Now I simply save the model and then I load it into a new object.

torch::save(model_from_torchvision, "savedmodel.pt");

AlexNet model_tmp;
torch::load(model_tmp, "savedmodel.pt");

But model_tmp structure is not the modified one but the original one (with 1000 nodes in the output layer).

AlexNetImpl(
  (features): torch::nn::Sequential(
    (0): torch::nn::Conv2d(3, 64, kernel_size=[11, 11], stride=[4, 4], padding=[2, 2])
    (1): torch::nn::Functional()
    (2): torch::nn::Functional()
    (3): torch::nn::Conv2d(64, 192, kernel_size=[5, 5], stride=[1, 1], padding=[2, 2])
    (4): torch::nn::Functional()
    (5): torch::nn::Functional()
    (6): torch::nn::Conv2d(192, 384, kernel_size=[3, 3], stride=[1, 1], padding=[1, 1])
    (7): torch::nn::Functional()
    (8): torch::nn::Conv2d(384, 256, kernel_size=[3, 3], stride=[1, 1], padding=[1, 1])
    (9): torch::nn::Functional()
    (10): torch::nn::Conv2d(256, 256, kernel_size=[3, 3], stride=[1, 1], padding=[1, 1])
    (11): torch::nn::Functional()
    (12): torch::nn::Functional()
  )
  (classifier): torch::nn::Sequential(
    (0): torch::nn::Dropout(p=0.5, inplace=false)
    (1): torch::nn::Linear(in_features=9216, out_features=4096, bias=true)
    (2): torch::nn::Functional()
    (3): torch::nn::Dropout(p=0.5, inplace=false)
    (4): torch::nn::Linear(in_features=4096, out_features=4096, bias=true)
    (5): torch::nn::Functional()
    (6): torch::nn::Linear(in_features=4096, out_features=1000, bias=true)
  )
)

Why could this be?
It seems that any change I make from outside the model is not persistent and it is lost after saving.
Thanks.

ptrblck · May 27, 2020, 7:47am

That’s interesting and it seems that maybe only the parameters were loaded?

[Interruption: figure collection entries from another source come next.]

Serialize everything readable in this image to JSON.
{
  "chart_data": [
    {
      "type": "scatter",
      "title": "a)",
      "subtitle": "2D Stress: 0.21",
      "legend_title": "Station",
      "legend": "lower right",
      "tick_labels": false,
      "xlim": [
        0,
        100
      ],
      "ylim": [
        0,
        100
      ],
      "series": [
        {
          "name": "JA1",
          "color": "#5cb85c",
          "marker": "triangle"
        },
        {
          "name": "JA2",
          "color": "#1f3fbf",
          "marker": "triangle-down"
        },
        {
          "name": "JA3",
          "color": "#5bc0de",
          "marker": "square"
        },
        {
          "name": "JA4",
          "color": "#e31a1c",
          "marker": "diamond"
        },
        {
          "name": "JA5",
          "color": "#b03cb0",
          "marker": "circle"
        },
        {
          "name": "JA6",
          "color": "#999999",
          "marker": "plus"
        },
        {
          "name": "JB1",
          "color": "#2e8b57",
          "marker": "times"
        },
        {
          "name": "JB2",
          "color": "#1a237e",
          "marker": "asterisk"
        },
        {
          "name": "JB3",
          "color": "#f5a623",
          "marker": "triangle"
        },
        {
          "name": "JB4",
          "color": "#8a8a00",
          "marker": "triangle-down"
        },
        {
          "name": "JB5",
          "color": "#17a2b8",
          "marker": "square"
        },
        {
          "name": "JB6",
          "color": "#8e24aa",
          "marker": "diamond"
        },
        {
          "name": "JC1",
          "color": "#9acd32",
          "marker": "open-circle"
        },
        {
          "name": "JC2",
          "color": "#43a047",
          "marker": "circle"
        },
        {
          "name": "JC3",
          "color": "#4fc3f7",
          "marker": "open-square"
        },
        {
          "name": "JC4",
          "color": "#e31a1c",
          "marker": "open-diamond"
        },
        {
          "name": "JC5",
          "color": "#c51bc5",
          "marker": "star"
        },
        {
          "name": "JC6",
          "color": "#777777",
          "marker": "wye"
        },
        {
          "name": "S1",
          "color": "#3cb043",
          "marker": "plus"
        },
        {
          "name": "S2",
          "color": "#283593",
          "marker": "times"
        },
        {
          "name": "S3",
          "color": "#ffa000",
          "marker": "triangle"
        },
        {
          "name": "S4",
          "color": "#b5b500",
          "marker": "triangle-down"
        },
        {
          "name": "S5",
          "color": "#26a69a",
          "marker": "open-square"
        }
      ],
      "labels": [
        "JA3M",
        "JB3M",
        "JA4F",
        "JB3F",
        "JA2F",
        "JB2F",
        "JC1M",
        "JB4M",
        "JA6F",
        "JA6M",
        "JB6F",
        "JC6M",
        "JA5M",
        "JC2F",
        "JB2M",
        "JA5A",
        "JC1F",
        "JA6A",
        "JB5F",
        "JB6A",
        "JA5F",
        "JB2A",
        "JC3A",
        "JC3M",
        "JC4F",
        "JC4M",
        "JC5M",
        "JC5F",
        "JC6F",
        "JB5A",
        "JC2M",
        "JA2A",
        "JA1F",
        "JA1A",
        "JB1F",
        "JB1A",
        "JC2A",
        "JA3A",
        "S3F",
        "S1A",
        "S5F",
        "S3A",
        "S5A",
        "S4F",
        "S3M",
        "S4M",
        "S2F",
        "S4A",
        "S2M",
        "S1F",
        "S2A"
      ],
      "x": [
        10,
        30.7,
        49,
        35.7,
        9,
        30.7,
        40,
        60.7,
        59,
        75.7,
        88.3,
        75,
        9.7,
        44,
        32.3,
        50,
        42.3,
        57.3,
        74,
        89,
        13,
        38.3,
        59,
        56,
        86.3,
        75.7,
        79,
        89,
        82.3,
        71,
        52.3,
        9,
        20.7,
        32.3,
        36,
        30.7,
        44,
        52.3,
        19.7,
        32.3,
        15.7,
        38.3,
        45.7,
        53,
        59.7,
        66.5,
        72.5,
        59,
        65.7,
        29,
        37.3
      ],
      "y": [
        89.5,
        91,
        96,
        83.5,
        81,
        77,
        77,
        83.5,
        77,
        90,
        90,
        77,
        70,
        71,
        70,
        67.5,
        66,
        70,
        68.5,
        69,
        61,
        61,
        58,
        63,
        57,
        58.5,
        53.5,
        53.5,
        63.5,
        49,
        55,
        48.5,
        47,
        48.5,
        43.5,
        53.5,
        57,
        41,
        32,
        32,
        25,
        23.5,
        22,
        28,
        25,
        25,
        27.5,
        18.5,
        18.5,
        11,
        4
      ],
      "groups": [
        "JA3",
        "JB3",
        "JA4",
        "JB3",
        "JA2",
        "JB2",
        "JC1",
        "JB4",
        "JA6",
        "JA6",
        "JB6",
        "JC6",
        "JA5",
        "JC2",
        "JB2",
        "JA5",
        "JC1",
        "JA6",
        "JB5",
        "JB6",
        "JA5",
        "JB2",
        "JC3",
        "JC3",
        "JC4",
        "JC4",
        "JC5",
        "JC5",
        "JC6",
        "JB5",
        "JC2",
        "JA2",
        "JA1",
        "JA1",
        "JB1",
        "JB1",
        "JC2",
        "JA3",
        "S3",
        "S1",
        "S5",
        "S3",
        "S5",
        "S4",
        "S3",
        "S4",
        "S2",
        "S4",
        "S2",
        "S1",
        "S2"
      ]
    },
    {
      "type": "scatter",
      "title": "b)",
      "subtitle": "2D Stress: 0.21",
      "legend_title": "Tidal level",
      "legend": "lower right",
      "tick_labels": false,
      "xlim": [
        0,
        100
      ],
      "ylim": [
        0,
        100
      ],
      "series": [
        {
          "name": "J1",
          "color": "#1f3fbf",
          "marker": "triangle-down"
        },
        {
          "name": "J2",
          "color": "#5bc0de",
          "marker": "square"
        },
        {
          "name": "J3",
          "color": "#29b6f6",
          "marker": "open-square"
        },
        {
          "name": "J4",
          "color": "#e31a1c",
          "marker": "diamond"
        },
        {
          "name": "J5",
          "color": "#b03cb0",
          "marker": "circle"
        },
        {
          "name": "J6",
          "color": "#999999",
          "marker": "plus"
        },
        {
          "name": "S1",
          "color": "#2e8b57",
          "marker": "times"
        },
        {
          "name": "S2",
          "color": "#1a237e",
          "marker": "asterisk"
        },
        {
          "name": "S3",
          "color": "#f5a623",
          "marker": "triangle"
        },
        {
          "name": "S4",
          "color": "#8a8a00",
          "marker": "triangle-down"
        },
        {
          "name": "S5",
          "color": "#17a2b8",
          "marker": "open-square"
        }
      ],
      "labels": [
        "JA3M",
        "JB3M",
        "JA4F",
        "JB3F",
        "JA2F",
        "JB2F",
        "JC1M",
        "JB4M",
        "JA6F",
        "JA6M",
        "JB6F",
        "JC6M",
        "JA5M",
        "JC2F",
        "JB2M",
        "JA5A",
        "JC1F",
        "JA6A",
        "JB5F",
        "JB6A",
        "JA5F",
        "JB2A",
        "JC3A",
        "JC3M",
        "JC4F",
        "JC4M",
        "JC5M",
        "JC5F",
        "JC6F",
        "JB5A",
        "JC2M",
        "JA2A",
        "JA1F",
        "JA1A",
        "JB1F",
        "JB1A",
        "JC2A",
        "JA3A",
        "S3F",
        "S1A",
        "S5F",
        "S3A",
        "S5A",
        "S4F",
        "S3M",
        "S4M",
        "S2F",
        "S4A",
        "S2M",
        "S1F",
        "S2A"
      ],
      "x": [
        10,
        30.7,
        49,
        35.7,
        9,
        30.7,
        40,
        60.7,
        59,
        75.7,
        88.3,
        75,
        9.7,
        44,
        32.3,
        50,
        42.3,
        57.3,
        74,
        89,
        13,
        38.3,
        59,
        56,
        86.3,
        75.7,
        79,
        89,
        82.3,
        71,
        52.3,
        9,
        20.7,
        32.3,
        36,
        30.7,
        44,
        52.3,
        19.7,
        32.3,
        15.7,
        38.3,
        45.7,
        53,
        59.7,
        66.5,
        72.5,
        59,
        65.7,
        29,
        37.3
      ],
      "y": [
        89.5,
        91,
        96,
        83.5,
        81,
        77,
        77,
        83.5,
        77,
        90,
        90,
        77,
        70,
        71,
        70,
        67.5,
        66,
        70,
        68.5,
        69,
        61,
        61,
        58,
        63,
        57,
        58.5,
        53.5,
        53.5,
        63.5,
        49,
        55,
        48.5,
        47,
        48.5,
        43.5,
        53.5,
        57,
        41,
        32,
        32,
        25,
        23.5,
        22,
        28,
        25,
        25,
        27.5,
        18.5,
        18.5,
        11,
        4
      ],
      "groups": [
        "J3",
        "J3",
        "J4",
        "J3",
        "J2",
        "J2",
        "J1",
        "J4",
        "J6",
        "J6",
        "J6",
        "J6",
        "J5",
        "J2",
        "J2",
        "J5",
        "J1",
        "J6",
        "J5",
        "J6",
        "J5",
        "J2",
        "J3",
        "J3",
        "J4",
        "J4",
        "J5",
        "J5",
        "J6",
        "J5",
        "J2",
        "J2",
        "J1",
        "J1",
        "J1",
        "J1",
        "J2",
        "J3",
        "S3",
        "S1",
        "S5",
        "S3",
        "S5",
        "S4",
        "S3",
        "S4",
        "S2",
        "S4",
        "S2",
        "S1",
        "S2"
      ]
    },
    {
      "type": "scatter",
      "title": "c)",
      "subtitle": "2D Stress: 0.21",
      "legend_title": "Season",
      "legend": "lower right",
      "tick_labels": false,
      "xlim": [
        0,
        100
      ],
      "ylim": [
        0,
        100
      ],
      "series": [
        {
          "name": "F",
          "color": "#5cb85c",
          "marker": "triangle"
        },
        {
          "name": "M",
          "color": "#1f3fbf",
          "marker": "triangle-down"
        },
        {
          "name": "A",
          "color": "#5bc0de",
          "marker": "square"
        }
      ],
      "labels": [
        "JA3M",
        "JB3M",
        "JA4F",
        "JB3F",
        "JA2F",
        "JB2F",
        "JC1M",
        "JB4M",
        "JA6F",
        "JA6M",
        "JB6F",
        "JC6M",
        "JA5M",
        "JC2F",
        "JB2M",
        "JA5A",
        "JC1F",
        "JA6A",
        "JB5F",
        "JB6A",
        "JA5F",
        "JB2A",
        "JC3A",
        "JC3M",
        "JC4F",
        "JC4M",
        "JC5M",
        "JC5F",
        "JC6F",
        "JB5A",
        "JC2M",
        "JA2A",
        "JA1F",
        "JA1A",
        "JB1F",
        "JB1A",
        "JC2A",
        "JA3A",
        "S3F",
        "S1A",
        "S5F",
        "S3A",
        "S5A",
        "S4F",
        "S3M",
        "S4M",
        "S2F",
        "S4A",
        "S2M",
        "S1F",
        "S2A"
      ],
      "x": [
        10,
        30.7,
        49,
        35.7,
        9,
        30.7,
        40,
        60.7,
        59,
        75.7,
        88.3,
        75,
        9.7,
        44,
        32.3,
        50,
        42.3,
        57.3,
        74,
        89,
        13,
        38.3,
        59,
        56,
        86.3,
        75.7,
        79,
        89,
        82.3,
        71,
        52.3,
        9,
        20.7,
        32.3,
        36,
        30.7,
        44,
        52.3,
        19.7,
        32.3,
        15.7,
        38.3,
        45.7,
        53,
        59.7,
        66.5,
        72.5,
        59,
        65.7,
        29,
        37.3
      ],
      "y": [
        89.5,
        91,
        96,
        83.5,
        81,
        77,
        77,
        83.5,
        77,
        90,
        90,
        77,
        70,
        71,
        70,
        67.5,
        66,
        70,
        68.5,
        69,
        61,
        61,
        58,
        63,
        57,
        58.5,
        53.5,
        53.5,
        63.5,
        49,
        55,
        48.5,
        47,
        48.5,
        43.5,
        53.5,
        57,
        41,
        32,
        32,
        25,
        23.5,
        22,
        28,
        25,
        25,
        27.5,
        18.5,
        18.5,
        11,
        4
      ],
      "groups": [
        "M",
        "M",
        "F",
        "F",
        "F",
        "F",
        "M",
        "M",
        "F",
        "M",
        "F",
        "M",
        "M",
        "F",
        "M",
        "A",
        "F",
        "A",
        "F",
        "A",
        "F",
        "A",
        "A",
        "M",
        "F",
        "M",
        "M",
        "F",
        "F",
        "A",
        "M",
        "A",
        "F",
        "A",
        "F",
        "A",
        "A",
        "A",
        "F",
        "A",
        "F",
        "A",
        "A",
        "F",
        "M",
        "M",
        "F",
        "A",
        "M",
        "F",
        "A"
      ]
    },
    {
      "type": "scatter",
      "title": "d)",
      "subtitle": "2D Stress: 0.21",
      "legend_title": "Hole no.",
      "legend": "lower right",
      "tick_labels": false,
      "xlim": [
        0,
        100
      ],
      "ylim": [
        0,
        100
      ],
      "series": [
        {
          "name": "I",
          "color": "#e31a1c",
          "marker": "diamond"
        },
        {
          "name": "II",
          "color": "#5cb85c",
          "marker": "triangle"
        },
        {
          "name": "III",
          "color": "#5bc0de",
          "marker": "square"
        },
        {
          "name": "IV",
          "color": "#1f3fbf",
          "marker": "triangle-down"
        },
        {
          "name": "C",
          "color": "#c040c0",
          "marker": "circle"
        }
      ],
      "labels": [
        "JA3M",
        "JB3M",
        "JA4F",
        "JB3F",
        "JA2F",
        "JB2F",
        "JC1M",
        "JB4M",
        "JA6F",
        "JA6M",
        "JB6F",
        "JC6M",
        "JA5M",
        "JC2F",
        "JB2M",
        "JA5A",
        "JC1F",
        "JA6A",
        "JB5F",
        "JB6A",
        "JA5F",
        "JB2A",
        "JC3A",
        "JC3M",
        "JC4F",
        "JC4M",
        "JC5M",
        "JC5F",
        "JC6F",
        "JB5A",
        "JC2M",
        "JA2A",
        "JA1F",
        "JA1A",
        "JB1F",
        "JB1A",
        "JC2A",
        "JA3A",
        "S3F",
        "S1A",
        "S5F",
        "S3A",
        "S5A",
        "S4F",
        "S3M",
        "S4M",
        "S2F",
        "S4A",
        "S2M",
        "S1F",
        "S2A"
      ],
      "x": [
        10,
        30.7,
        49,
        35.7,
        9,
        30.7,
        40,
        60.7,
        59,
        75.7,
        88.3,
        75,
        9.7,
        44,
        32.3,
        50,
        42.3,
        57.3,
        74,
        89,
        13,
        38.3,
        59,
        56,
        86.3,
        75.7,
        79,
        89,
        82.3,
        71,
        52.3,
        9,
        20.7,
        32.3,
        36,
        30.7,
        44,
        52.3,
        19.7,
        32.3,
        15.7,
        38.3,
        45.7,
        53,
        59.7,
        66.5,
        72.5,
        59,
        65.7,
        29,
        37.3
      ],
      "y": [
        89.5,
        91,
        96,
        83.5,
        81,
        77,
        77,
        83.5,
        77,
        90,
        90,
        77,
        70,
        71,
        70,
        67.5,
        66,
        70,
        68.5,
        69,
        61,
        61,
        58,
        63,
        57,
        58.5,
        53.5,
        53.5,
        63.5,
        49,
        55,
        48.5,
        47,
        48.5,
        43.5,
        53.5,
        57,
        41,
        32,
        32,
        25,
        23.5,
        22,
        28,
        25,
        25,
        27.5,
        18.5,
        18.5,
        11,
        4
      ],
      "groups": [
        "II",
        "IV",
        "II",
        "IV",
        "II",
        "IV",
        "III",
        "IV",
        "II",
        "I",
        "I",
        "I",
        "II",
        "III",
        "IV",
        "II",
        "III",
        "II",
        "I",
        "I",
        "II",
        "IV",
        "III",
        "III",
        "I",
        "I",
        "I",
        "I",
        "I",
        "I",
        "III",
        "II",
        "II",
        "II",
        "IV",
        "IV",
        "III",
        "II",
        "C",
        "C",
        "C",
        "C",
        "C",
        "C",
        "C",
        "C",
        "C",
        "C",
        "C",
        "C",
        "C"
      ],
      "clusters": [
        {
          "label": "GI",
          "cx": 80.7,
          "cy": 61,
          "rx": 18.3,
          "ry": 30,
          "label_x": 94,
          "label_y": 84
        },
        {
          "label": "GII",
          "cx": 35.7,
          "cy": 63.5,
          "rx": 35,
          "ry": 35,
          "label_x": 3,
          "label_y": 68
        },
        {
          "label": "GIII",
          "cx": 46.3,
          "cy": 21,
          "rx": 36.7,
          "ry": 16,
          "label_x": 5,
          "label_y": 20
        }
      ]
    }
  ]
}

Although I would assume that this would raise an error, as you would have a shape mismatch in the last linear layer.

Note that I don’t use the C++ frontend for training, so I’m not sure how the serialization is working correctly and I usually just stick to the tests to see a proper usage.
However, I cannot find a comparable test for the fine-tuning use case.

I think @yf225 would know, what’s going on.